Керис попыталась рассмотреть Хамелеона. Его голос исходил, казалось, из ниоткуда; в полутемной прихожей молодой человек совсем сливался со ступенями лестницы и с бревнами стен, которые местами были покрыты, как пятнами проказы, неочищенной корой.
Мелдор вытер руки платком.
— Единственный способ для Приспешника связаться со своим господином, когда рядом нет потока леу, — совершить довольно отвратительный ритуал: принести жертву, которая медленно умерла бы от потери крови. Я удивляюсь, что Гравал ограничился курицей: чем больше жертва, тем лучше контакт с Карасмой. Нам повезло, что он не взял одну из наших лошадей — а то и человека.
— Думаю, не хотел поднимать шум, — сказал Даврон. — Он ведь не рассчитывал, что впадет в неистовство и будет убит. Он собирался продолжать шпионить. — В дверях показался Пикль, и Даврон вручил ему курицу. — Раз уж так случилось, стоит сварить из нее суп.

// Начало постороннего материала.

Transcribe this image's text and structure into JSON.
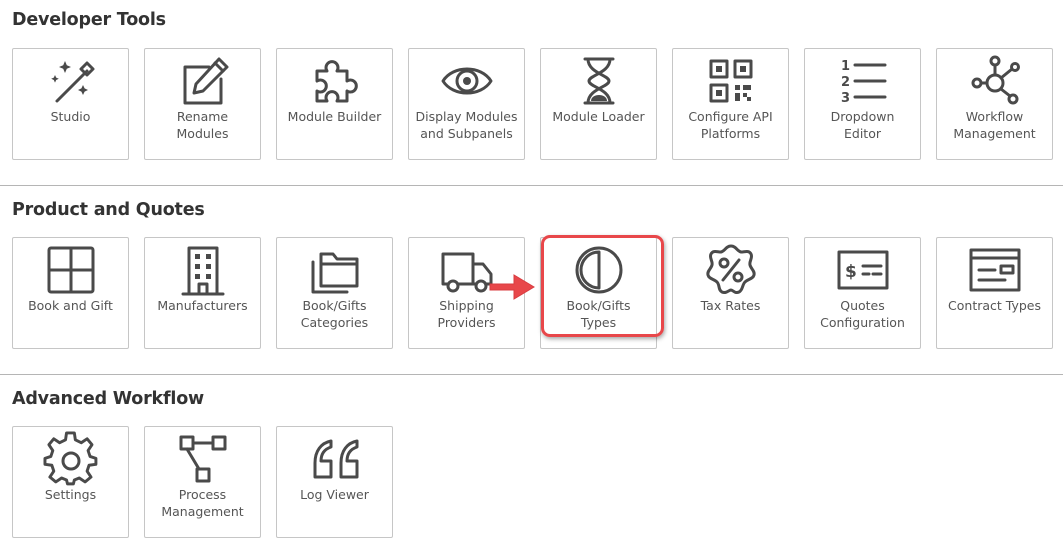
{
  "sections": [
    {
      "title": "Developer Tools",
      "tiles": [
        {
          "lines": [
            "Studio"
          ],
          "icon": "magic-wand-icon"
        },
        {
          "lines": [
            "Rename",
            "Modules"
          ],
          "icon": "edit-pencil-icon"
        },
        {
          "lines": [
            "Module Builder"
          ],
          "icon": "puzzle-piece-icon"
        },
        {
          "lines": [
            "Display Modules",
            "and Subpanels"
          ],
          "icon": "eye-icon"
        },
        {
          "lines": [
            "Module Loader"
          ],
          "icon": "hourglass-icon"
        },
        {
          "lines": [
            "Configure API",
            "Platforms"
          ],
          "icon": "qr-code-icon"
        },
        {
          "lines": [
            "Dropdown",
            "Editor"
          ],
          "icon": "numbered-list-icon"
        },
        {
          "lines": [
            "Workflow",
            "Management"
          ],
          "icon": "network-nodes-icon"
        }
      ]
    },
    {
      "title": "Product and Quotes",
      "tiles": [
        {
          "lines": [
            "Book and Gift"
          ],
          "icon": "grid-squares-icon"
        },
        {
          "lines": [
            "Manufacturers"
          ],
          "icon": "building-icon"
        },
        {
          "lines": [
            "Book/Gifts",
            "Categories"
          ],
          "icon": "folders-icon"
        },
        {
          "lines": [
            "Shipping",
            "Providers"
          ],
          "icon": "truck-icon"
        },
        {
          "lines": [
            "Book/Gifts",
            "Types"
          ],
          "icon": "half-circle-icon"
        },
        {
          "lines": [
            "Tax Rates"
          ],
          "icon": "percent-badge-icon"
        },
        {
          "lines": [
            "Quotes",
            "Configuration"
          ],
          "icon": "check-dollar-icon"
        },
        {
          "lines": [
            "Contract Types"
          ],
          "icon": "contract-form-icon"
        }
      ]
    },
    {
      "title": "Advanced Workflow",
      "tiles": [
        {
          "lines": [
            "Settings"
          ],
          "icon": "gear-icon"
        },
        {
          "lines": [
            "Process",
            "Management"
          ],
          "icon": "process-flow-icon"
        },
        {
          "lines": [
            "Log Viewer"
          ],
          "icon": "quote-marks-icon"
        }
      ]
    }
  ],
  "annotation": {
    "highlighted_tile": "Book/Gifts Types",
    "highlight_color": "#e8474a",
    "arrow_color": "#e8474a"
  },
  "colors": {
    "icon_stroke": "#4a4a4a",
    "tile_border": "#c6c6c6",
    "label_text": "#555555",
    "heading_text": "#333333"
  }
}
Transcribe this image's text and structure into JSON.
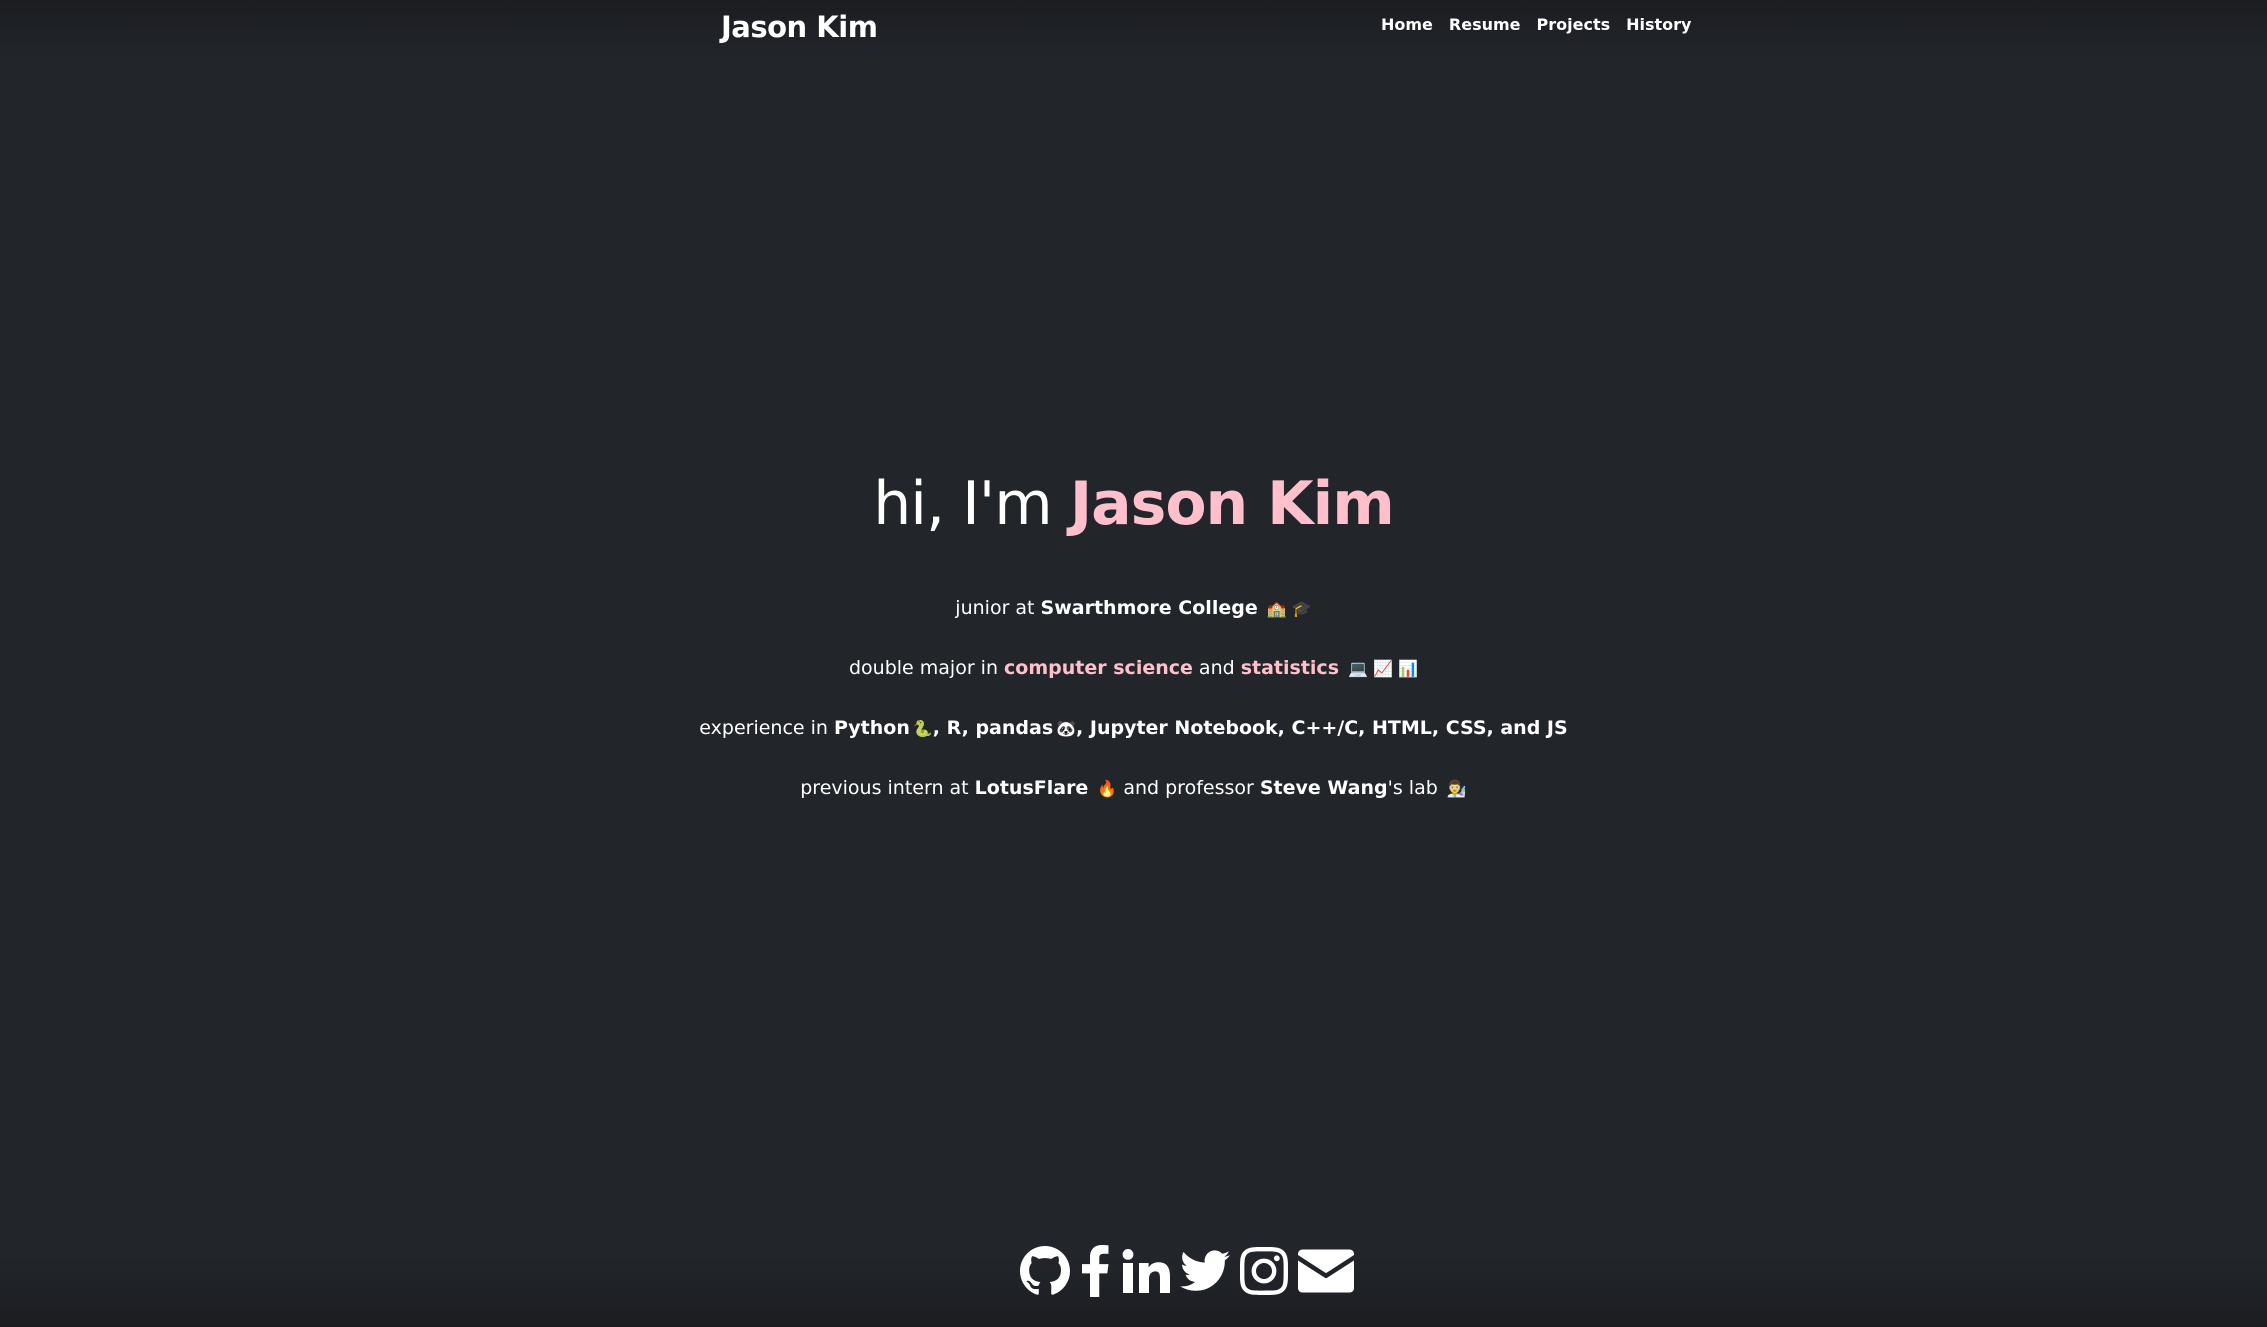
{
  "nav": {
    "brand": "Jason Kim",
    "links": [
      "Home",
      "Resume",
      "Projects",
      "History"
    ]
  },
  "hero": {
    "greeting": "hi, I'm ",
    "name": "Jason Kim"
  },
  "lines": {
    "l1": {
      "pre": "junior at ",
      "college": "Swarthmore College",
      "emoji": "🏫 🎓"
    },
    "l2": {
      "pre": "double major in ",
      "major1": "computer science",
      "mid": " and ",
      "major2": "statistics",
      "emoji": "💻 📈 📊"
    },
    "l3": {
      "pre": "experience in ",
      "python": "Python",
      "python_emoji": "🐍",
      "mid": ", R, pandas",
      "pandas_emoji": "🐼",
      "rest": ", Jupyter Notebook, C++/C, HTML, CSS, and JS"
    },
    "l4": {
      "pre": "previous intern at ",
      "company": "LotusFlare",
      "company_emoji": "🔥",
      "mid": " and professor ",
      "prof": "Steve Wang",
      "post": "'s lab",
      "lab_emoji": "👨‍🔬"
    }
  },
  "social": {
    "icons": [
      "github-icon",
      "facebook-icon",
      "linkedin-icon",
      "twitter-icon",
      "instagram-icon",
      "envelope-icon"
    ]
  },
  "colors": {
    "background": "#22252a",
    "accent": "#ffc0cb",
    "text": "#ffffff"
  }
}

— Одна из моих лучших несушек, — печально сказал Пикль. — Знали бы вы, как трудно держать здесь кур и не дать им стать мечеными!

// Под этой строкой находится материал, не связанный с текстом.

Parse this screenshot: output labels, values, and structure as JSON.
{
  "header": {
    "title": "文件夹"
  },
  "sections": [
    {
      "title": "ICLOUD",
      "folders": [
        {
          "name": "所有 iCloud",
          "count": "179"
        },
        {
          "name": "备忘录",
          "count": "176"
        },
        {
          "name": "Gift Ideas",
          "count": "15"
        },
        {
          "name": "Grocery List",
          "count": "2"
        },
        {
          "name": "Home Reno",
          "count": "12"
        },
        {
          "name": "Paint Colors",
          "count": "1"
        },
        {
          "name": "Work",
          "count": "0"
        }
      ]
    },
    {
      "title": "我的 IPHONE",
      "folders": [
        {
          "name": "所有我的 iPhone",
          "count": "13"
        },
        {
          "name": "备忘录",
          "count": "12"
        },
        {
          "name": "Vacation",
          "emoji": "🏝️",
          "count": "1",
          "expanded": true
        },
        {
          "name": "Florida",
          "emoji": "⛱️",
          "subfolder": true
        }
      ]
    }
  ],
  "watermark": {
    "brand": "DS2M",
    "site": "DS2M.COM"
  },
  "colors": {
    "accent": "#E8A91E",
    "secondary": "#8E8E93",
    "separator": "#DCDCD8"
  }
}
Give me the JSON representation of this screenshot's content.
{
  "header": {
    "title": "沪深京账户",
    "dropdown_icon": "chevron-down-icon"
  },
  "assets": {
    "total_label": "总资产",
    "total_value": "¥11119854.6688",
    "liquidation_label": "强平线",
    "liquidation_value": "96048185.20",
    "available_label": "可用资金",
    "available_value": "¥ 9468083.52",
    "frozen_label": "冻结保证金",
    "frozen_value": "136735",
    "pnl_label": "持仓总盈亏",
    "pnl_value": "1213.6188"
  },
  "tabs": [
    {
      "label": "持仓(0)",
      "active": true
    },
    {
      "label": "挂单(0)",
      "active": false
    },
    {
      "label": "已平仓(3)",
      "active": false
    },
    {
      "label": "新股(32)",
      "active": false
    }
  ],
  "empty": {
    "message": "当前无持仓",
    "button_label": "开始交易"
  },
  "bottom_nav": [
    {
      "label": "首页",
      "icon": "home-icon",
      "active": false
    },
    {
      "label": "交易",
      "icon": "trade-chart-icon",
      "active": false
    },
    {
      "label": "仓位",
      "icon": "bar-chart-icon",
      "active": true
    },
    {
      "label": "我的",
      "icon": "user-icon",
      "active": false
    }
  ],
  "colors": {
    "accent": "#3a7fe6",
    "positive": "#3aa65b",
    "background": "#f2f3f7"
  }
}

— Отныне, — сказал Даврон, старательно отводя глаза от Керис, — нужно, чтобы ты, Пикль, предупреждал всех проводников, которые будут тут бывать, чтобы они проверяли, нет ли среди членов товарищества Приспешников, прежде чем они покинут Постоянство. Посоветуй им заставлять всех раздеться до пояса — все Приспешники носят медальоны с символом Карасмы.
— Ох, женщинам это придется особенно по вкусу, — заметил Квирк. — Ты собираешься предложить Корриан завтра снять одежду, мастер Даврон?
Даврон при этих словах поморщился, и Пикль расхохотался:
— Мне почему-то кажется, что Корриан освидетельствовали достаточно многие, так что Даврону не обязательно прибегать к этой мере.
— Давайте-ка ложиться спать, — сказал Мелдор; он неожиданно стал казаться чем-то очень огорченным, и печаль состарила его.
Они молча поднялись по лестнице — первыми Мелдор и Хамелеон, следом за ними Керис и Даврон. Пожелав друг другу спокойной ночи, все разошлись по своим комнатам. По крайней мере так считала Керис; однако, войдя к себе, девушка обнаружила, что Даврон стоит у нее за спиной. Керис не сдержала недовольной гримасы.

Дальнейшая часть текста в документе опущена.